SOUTH ELGIN, Ill. - A suburban Chicago girl who was abducted at 9-years-old by her noncustodial mother in 2017 has been found safe in another state.
The National Center for Missing & Exploited Children (NCMEC) announced the news on Monday, bringing an end to the family's nearly six-year-long ordeal.
Kayla Unbehaun's father, Ryan Iskerka, expressed his overwhelming joy and gratitude in a statement, thanking Elgin police for their efforts in bringing Kayla home.
"I'm overjoyed that Kayla is home safe," he said.
Kayla's abduction occurred on July 5, 2017, when her mother, Heather Unbehaun, allegedly took her from their residence in South Elgin, Illinois. At the time, Kayla's father had full custody of the 9-year-old.
Kayla Unbehaun | Provided
Kayla’s mother, Heather Unhebhaun, was arrested on kidnapping charges and her bond was set at $250,000. Unhebaun, 40, posted the requisite 10 percent of her bond and has since been released from custody while awaiting extradition back to Illinois, according to Asheville police.
Iskerka had been awarded custody of his daughter earlier that year and Unbehaun had been given visitation rights, police said.
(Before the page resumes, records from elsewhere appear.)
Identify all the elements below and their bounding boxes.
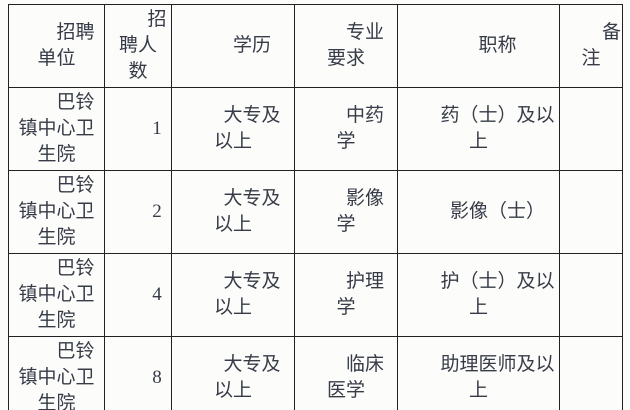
cell-title: 助理医师及以 上 [397, 336, 560, 410]
cell-remarks [559, 170, 623, 254]
cell-major-requirement: 护理 学 [294, 253, 398, 337]
cell-recruiting-unit: 巴铃 镇中心卫 生院 [8, 336, 105, 410]
cell-headcount: 8 [104, 336, 172, 410]
cell-headcount: 4 [104, 253, 172, 337]
cell-education: 大专及 以上 [171, 87, 295, 171]
table-row: 巴铃 镇中心卫 生院 4 大专及 以上 护理 学 护（士）及以 上 [8, 253, 623, 337]
cell-remarks [559, 253, 623, 337]
table-row: 巴铃 镇中心卫 生院 2 大专及 以上 影像 学 影像（士） [8, 170, 623, 254]
cell-recruiting-unit: 巴铃 镇中心卫 生院 [8, 253, 105, 337]
cell-education: 大专及 以上 [171, 170, 295, 254]
column-header-remarks: 备 注 [559, 4, 623, 88]
cell-major-requirement: 临床 医学 [294, 336, 398, 410]
cell-education: 大专及 以上 [171, 336, 295, 410]
cell-headcount: 1 [104, 87, 172, 171]
table-row: 巴铃 镇中心卫 生院 8 大专及 以上 临床 医学 助理医师及以 上 [8, 336, 623, 410]
column-header-headcount: 招 聘人 数 [104, 4, 172, 88]
cell-title: 药（士）及以 上 [397, 87, 560, 171]
cell-remarks [559, 336, 623, 410]
column-header-recruiting-unit: 招聘 单位 [8, 4, 105, 88]
cell-recruiting-unit: 巴铃 镇中心卫 生院 [8, 87, 105, 171]
recruitment-table: 招聘 单位 招 聘人 数 学历 专业 要求 职称 备 注 巴铃 镇中心卫 生院 … [8, 4, 623, 410]
cell-recruiting-unit: 巴铃 镇中心卫 生院 [8, 170, 105, 254]
cell-title: 影像（士） [397, 170, 560, 254]
cell-title: 护（士）及以 上 [397, 253, 560, 337]
cell-major-requirement: 中药 学 [294, 87, 398, 171]
cell-major-requirement: 影像 学 [294, 170, 398, 254]
cell-remarks [559, 87, 623, 171]
column-header-major-requirement: 专业 要求 [294, 4, 398, 88]
cell-headcount: 2 [104, 170, 172, 254]
column-header-education: 学历 [171, 4, 295, 88]
column-header-title: 职称 [397, 4, 560, 88]
cell-education: 大专及 以上 [171, 253, 295, 337]
table-row: 巴铃 镇中心卫 生院 1 大专及 以上 中药 学 药（士）及以 上 [8, 87, 623, 171]
header-row: 招聘 单位 招 聘人 数 学历 专业 要求 职称 备 注 [8, 4, 623, 88]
Iskerka told authorities he last saw his daughter before she went to visit her mother in Wheaton just before the July 4 holiday.
Iskerka said he stopped after work on July 5 to pick up his daughter and was told by Unbehaun’s family that the mother and daughter had gone camping but had not returned and they did not know where the two were.
The search for Kayla intensified over the years, with the NCMEC releasing an age progression photo in hopes of finding her.
Kayla was located in North Carolina after someone who watched a show about her disappearance recognized her at a shopping center in Asheville, N.C., according to police and the National Center for Missing and Exploited Children.
Iskerka also maintained a "Bring Kayla Home" Facebook page where he regularly posted updates and messages addressed to Kayla.
Her case was recently the subject of an episode on Netflix’s "Unsolved Mysteries." Someone recognized her from the show and called police.
"It is unusual," said Asheville Police Lt. Diana Loveland. "But it’s good that when someone does suspect that they recognize someone, no matter how old the story might be, that they are not afraid to give us a call so we can come and investigate."
The Sun-Times contributed to this report.